Erzählt wird das in "Die Unglaublichen" am Rande erwähnte Babysitting mit Kari. Dabei entwickelt Jack-Jack erstmals seine Superkräfte, was zu allerlei Chaos führt. Pixar hat sich die Mühe gemacht Jack-Jack ein paar weitere Kräfte zu spendieren, im Mittelpunkt stehen aber die bereits bekannten aus dem Ende von "Die Unglaublichen".
Im Gegensatz zum Hauptfilm steht Klamauk und Slapstick im Vordergrund. Wortwitz ist keiner vorhanden, wodurch sich der Kurzfilm eindeutig an ein jüngeres Publikum wendet. Dieses wird an den wenig innovativen, cartoonhaften Situationen sicherlich seine Freude haben. Alleinstehend enthält "Jack-Jack Superbaby" allerdings nur wenige Ereignisse die schnell abgehandelt werden.
So wie auch schon im Superhelden-Animationsfilm enthält der Kurzfilm Querverweise zu anderen Filmen. Diesmal sind es aber nicht die Bondfilme sondern "Men in Black" sowie "Ghostbusters", die recht gut persifliert werden.
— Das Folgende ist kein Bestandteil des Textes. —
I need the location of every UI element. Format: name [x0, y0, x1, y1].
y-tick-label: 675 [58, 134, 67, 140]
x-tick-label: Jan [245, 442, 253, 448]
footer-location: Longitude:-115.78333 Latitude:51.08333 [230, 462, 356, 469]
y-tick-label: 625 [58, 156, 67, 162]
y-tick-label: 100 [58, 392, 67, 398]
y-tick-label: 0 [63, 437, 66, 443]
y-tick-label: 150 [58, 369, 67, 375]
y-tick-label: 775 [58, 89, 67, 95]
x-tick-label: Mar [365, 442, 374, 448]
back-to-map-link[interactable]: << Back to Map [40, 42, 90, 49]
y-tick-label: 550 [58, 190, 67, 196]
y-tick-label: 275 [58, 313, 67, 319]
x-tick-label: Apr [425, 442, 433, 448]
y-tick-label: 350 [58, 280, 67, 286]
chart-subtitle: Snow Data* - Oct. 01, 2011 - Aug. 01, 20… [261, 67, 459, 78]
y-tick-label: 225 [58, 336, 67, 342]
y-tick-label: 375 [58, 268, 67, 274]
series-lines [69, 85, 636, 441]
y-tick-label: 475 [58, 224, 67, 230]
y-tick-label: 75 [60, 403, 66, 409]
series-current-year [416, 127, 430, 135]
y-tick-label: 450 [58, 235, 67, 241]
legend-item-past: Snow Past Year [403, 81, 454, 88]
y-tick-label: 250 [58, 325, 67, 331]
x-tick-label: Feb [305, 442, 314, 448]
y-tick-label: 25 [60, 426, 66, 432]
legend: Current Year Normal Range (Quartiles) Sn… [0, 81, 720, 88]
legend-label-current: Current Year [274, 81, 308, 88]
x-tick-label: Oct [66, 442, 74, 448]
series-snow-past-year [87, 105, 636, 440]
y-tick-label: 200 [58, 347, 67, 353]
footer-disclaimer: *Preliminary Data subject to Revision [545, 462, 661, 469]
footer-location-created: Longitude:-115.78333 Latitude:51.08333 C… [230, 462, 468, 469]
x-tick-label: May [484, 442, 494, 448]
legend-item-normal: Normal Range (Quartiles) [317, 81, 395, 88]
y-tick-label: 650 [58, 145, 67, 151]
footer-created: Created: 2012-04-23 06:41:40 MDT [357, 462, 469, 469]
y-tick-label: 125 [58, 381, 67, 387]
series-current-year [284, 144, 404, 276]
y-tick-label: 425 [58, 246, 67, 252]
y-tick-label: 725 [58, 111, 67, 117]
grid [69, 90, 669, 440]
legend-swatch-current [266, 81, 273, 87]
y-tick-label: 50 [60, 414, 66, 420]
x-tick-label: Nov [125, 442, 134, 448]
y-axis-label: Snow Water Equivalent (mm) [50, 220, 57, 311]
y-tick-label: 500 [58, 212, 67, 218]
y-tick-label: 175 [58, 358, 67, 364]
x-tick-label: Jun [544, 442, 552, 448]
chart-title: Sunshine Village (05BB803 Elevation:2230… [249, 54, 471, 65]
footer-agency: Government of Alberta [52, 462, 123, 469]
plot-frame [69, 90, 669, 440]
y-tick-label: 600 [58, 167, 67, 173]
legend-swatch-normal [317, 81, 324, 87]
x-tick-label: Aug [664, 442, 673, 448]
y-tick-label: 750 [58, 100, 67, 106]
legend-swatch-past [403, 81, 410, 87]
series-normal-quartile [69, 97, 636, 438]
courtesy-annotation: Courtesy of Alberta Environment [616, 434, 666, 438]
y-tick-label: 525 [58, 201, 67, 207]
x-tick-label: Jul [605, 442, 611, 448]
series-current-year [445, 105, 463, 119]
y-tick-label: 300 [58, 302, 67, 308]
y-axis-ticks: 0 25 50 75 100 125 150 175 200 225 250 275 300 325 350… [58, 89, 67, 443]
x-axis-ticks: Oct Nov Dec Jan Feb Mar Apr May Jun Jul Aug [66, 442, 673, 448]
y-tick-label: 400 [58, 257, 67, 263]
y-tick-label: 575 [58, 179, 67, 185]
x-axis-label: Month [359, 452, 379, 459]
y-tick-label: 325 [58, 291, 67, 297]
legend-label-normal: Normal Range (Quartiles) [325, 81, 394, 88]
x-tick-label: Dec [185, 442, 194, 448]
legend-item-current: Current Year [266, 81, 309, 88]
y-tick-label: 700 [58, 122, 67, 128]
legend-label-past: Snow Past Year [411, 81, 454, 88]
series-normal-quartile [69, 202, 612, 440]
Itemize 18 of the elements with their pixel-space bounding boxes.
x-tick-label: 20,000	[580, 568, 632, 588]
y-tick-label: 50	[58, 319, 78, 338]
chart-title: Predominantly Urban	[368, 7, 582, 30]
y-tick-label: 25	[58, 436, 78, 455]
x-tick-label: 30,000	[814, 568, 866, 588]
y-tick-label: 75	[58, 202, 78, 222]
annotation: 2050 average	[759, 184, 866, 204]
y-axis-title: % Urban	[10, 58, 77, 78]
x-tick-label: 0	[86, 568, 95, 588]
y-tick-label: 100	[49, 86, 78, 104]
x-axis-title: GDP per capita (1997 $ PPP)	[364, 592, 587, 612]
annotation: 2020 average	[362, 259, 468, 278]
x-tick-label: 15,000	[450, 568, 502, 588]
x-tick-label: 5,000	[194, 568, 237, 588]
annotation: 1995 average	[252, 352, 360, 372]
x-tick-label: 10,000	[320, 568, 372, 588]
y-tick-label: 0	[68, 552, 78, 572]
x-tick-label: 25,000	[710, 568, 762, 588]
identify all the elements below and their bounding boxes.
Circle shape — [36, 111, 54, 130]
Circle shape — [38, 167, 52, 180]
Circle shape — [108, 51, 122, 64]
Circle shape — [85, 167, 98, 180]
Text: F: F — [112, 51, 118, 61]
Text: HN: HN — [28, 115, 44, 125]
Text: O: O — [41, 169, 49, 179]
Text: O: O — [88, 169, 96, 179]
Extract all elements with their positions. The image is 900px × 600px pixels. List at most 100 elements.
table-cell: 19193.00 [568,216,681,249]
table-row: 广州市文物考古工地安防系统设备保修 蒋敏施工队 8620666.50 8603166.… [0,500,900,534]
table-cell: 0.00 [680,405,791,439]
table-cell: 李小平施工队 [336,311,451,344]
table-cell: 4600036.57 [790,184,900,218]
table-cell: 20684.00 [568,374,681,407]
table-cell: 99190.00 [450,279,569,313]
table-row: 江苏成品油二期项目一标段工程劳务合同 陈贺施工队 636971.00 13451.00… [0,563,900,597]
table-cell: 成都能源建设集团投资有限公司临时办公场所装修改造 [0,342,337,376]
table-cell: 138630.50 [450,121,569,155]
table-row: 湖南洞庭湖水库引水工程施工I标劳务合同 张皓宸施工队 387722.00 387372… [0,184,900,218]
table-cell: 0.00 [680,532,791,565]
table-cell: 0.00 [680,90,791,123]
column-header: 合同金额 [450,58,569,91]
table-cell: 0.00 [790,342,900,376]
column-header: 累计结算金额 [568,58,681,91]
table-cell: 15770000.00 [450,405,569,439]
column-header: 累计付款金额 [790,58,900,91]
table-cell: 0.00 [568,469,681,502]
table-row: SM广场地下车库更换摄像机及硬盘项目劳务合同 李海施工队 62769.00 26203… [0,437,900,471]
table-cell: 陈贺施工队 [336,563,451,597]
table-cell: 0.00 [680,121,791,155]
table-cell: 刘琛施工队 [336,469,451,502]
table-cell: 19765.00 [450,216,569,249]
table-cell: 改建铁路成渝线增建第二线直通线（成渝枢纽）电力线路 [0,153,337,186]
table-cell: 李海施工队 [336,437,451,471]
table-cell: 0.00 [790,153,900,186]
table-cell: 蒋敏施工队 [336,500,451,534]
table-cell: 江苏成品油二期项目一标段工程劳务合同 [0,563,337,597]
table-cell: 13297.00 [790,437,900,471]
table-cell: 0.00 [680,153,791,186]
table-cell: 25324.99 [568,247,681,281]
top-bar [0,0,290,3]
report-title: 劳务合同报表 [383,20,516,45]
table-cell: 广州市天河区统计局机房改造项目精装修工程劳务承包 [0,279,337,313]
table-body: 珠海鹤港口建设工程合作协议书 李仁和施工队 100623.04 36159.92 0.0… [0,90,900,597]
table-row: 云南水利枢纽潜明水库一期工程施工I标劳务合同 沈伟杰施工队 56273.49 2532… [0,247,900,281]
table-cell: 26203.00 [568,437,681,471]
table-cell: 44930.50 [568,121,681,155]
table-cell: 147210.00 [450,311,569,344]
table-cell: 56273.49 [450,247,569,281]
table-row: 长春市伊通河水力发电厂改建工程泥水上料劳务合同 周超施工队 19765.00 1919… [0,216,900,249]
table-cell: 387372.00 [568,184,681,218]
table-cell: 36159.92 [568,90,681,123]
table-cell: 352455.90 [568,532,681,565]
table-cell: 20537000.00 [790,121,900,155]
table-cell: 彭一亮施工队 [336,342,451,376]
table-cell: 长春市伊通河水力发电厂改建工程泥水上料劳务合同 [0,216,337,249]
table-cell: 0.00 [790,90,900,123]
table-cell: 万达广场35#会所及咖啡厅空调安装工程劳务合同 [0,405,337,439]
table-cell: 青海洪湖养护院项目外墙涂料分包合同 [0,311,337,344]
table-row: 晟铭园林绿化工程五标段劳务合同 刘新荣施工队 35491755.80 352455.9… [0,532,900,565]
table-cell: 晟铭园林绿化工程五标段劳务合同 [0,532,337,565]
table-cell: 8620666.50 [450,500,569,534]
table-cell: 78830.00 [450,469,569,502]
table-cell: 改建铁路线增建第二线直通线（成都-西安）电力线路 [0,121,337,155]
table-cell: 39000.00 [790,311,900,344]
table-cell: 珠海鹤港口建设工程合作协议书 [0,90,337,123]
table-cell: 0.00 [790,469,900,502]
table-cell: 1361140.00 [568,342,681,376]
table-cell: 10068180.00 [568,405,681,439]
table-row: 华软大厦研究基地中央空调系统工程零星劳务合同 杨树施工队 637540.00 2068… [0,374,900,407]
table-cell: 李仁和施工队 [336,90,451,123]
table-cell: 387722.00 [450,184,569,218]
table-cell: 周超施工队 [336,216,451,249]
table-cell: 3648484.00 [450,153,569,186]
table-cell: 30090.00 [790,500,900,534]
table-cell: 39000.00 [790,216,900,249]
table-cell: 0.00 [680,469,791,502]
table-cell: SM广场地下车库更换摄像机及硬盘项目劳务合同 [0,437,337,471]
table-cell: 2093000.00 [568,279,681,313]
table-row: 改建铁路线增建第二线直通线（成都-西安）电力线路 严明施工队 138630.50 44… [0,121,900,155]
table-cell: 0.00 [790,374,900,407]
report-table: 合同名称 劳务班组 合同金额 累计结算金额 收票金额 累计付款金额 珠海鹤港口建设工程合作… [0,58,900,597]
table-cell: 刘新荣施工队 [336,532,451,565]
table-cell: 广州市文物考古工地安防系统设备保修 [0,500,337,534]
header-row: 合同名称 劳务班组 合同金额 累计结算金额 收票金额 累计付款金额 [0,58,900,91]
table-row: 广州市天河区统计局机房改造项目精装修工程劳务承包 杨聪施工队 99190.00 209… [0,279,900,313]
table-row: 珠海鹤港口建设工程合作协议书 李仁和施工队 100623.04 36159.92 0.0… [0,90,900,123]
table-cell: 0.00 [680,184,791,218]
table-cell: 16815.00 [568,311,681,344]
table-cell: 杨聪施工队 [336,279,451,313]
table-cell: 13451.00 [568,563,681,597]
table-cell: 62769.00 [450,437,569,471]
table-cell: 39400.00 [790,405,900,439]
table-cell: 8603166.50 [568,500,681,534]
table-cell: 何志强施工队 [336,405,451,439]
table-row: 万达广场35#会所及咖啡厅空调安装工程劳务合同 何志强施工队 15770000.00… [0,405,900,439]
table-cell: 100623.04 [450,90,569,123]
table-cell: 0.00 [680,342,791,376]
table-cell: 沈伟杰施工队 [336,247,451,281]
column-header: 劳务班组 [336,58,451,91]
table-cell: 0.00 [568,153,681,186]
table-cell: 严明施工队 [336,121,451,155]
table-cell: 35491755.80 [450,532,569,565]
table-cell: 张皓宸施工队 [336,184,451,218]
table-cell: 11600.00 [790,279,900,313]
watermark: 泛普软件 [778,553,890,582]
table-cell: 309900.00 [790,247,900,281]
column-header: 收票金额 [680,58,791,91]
Die Animationen sind allesamt auf dem gleichen hohen Niveau von "Die Unglaublichen". Die bunte, comichafte Optik passt gut zu "Jack-Jack Superbaby", lässt aber herausstechende Effekte missen.
Für gewöhnlich arbeitet Pixar gewissenhaft, diesmal hat sich das Studio aber grobe Fehler im Detail erlaubt. Klaffende Löcher öffnen sich bei Vergleich des Kurzfilmes mit "Die Unglaublichen". So wird das Heim der Familie Parr in "Jack-Jack Superbaby" regelrecht verwüstet, hat im abendfüllenden Animationsfilm allerdings seine volle Ordnung. Ebenso wenig schlüssig ist Syndrome's diplomatisches auftreten.
"Jack-Jack Superbaby" bietet im Vergleich zu "Die Unglaublichen" von allem etwas weniger und ist somit nur eine nette, kleine Ergänzung, die man sich mal anschauen kann, mehr allerdings nicht.